Trinkbar dürfte das Wasser allerdings nicht sein. Der einzige Grund, weshalb es trotz der kalten Temperaturen auf dem Marks flüssig bleiben konnte ist, dass es sehr brackig (oder salzig) ist. Salz kann den Gefrierpunkt von Wasser bedeutsam senken. Calcium, Magnesium, Sodium und andere Salzablagerungen befinden sich auf dem gesamten Planeten Mars – und frühere Experimente lassen vermuten, dass Salzlösungen sich dort leicht unter dem Pol bilden können. Das könnte erklären, wie Seen möglicherweise über Milliarden Jahre dort bestehen konnten.

Der Zugang zu Wasser wird für zukünftige Mars-Kolonisten ein entscheidender Faktor sein. Doch selbst wenn dieses Wasser entsalzt werden könnte, es zu erreichen würde extreme Bohrmaßnahmen erfordern. Viel einfacher zu gewinnen wäre das viele Eis auf der Oberfläche der Marspole. Was Grundwasser-Seen aber so aufregend macht, ist, dass sie außerirdischem Leben ein Zuhause bieten könnten. Es ist möglich, dass es dort, genau wie auf der Erde, mikrobiotisches Leben gibt, das sich an die extremen Bedingungen der salzigen, subglazialen Seen angepasst hat und dort leben kann.
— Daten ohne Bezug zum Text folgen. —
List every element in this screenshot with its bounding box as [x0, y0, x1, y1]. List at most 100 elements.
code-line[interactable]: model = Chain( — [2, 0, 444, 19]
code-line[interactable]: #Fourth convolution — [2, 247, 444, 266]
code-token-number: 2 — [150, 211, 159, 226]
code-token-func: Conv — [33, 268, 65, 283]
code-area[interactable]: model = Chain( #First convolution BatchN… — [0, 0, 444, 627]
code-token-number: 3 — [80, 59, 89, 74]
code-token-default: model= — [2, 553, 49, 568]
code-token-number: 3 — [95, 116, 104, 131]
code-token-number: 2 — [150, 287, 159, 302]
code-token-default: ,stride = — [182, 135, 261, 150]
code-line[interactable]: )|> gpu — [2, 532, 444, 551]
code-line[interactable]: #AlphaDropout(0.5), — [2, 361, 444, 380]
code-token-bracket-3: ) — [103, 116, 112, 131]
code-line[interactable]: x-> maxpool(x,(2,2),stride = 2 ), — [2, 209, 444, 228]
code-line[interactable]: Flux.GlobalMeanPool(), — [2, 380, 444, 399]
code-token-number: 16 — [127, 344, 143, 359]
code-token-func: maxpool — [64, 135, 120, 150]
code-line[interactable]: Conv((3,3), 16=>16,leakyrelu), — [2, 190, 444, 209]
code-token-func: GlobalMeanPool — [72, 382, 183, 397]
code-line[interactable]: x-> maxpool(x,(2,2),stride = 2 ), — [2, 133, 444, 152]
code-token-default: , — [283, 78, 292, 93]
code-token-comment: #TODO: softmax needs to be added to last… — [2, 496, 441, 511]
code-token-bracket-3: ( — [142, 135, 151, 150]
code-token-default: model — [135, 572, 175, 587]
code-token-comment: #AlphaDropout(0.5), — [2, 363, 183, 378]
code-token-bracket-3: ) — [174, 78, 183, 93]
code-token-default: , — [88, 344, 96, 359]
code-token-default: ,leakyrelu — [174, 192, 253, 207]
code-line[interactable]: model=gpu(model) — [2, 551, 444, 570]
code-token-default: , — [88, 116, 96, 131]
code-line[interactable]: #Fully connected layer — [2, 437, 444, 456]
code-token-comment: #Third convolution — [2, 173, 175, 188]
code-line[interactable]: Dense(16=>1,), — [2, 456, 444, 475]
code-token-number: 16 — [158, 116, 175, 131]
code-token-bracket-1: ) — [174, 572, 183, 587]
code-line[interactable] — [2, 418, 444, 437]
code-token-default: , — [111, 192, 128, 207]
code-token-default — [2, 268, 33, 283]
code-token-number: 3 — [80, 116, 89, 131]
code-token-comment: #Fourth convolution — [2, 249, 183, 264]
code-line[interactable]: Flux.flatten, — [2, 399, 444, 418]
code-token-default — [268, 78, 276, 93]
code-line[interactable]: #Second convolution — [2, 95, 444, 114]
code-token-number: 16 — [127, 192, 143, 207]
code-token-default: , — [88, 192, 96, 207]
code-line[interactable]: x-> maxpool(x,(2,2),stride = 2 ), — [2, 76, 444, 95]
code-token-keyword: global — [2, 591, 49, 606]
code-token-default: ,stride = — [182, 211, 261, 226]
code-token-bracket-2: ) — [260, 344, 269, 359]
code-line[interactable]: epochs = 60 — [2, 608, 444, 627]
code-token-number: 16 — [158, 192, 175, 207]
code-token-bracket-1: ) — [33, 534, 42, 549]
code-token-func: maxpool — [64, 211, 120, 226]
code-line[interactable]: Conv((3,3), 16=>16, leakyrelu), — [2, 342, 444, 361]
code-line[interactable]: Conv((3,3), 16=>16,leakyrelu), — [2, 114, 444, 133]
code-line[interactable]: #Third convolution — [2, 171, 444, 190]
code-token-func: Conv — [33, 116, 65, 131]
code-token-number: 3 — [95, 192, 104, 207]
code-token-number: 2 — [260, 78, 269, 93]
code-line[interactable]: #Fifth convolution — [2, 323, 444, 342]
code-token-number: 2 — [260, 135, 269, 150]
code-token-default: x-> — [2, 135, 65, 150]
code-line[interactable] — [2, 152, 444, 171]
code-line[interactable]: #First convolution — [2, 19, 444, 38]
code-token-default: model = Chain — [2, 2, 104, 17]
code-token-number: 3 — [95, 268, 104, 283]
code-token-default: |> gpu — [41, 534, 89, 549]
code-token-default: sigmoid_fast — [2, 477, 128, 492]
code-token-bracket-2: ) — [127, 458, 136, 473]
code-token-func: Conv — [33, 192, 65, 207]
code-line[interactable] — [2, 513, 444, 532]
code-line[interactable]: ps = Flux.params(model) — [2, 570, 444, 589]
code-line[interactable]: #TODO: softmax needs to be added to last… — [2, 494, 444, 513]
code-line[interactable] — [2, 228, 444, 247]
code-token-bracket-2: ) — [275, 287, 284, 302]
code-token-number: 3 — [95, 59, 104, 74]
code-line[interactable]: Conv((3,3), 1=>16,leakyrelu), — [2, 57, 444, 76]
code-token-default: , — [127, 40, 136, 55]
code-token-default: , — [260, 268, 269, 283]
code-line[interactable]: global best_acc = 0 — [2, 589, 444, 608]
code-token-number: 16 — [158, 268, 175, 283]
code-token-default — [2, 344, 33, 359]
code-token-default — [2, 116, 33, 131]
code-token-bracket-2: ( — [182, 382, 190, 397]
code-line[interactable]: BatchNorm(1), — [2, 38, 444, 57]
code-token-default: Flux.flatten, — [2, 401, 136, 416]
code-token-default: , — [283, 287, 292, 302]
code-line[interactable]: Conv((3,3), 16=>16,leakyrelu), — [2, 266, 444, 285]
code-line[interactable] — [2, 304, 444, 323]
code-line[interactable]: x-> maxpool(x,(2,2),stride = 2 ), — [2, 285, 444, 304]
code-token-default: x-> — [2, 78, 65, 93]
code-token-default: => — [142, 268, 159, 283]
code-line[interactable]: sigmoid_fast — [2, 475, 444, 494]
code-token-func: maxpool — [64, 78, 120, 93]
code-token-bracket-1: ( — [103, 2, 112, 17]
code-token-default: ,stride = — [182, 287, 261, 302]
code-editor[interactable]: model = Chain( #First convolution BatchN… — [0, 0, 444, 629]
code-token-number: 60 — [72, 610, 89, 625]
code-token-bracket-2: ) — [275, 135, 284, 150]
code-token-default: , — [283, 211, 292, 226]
Um mehr darüber herauszufinden, müsste das Wasser direkt untersucht werden. Elena Pettinelli, Physikerin an der Roma Tre Universität in Rom und Co-Autorin der neuen Studie, hält ein Landemodul oder eine Rover-Plattform am besten geeignet für diese Aufgabe.

Die größte Schwierigkeit wird darin bestehen, diese Tiefen zu erreichen. Ein möglicher Weg wäre es, die seismische Aktivität zu messen, was Aufschluss über die gesamte Ausdehnung und Form der Gewässer geben könnte und auch darüber, welche der Bereiche am ehesten besiedelt sein könnten. Doch auch das würde zunächst wenig neue Fakten bringen. Es wird also zunächst offen bleiben, ob Leben auf dem Mars existiert oder nicht.